Legal Blog
Execution
1842752 Ontario Inc v. Fortress Wismer 3-2011 Ltd. 2020 Ont CA
An execution creditor of debtor, who was the beneficial owner of 35% of an 18-story condominium development, brought an application for a declaration that its writ of seizure and sale against the debtor (i) bound the property of the legal owner, a bare trustee of the development, (ii) could be executed against the trustee, and (iii) ranked in priority to a mortgagee of the development over funds that been advanced after its writ had been given to the sheriff. The Court of Appeal upheld the application judge in dismissing the application. The court noted that the Execution Act is only a procedural statute and does not purport to grant substantive rights to judgment creditors.
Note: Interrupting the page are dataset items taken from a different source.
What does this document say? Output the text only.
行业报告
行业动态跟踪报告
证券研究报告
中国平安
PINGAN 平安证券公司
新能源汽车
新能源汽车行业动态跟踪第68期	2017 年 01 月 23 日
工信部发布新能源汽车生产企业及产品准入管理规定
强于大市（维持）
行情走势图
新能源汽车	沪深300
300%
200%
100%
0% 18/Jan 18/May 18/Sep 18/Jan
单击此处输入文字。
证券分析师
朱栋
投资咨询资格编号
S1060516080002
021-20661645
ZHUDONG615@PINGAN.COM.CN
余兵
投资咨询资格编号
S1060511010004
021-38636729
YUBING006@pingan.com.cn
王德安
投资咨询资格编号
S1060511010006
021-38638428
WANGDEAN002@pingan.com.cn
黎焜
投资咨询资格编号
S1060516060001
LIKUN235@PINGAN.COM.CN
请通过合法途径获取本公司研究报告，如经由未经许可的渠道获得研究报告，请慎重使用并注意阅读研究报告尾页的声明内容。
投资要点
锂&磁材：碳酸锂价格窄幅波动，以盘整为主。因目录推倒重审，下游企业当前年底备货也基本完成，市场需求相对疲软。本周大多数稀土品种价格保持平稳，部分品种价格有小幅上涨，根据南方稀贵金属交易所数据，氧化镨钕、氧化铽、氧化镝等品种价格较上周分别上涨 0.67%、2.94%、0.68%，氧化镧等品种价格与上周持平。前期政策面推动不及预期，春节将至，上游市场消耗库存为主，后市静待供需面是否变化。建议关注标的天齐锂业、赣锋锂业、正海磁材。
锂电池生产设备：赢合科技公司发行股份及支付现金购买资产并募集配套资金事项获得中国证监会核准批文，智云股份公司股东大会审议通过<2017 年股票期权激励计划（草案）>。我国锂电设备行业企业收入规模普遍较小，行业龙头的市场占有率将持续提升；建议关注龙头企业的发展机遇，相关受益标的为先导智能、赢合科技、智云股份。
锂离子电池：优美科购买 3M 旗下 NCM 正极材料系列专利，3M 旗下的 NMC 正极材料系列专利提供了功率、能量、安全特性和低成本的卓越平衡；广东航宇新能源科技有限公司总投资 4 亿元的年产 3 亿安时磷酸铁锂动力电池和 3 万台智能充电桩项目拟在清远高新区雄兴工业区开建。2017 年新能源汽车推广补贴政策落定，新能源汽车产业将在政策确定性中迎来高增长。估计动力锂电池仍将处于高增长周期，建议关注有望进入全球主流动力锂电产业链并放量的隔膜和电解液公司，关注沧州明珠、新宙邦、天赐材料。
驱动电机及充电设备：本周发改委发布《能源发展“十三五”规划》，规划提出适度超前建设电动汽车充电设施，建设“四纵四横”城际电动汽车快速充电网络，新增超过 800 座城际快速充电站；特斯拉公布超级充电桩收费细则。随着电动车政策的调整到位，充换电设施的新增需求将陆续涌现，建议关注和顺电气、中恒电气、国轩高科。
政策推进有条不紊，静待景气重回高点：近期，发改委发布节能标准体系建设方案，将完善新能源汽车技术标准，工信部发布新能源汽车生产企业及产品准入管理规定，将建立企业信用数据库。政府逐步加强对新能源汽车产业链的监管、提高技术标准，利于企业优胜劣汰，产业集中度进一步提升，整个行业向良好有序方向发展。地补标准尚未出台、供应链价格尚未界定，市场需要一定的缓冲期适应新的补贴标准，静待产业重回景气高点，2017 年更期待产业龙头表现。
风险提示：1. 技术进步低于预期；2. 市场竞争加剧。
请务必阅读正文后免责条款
It does not give authorisation to add the trustee of the property to a writ of seizure and sale. Although a sheriff has authority under section 9(1) of the Act to sell lands held in trust for the execution debtor, the trustee in this case did not hold 100% of the property in trust for the execution debtor. The execution creditor therefore had a right only to sell the 35% interest of the execution debtor in the property. Similarly, there is no authority to acquire priority over subsequent advances by a prior mortgagee any more than the execution debtor had a right to do so. Although section 14 of the Creditors’ Relief Act gives an execution creditor priority over a charge registered after the execution, it does not give priority over subsequent advances made under a charge registered before the execution.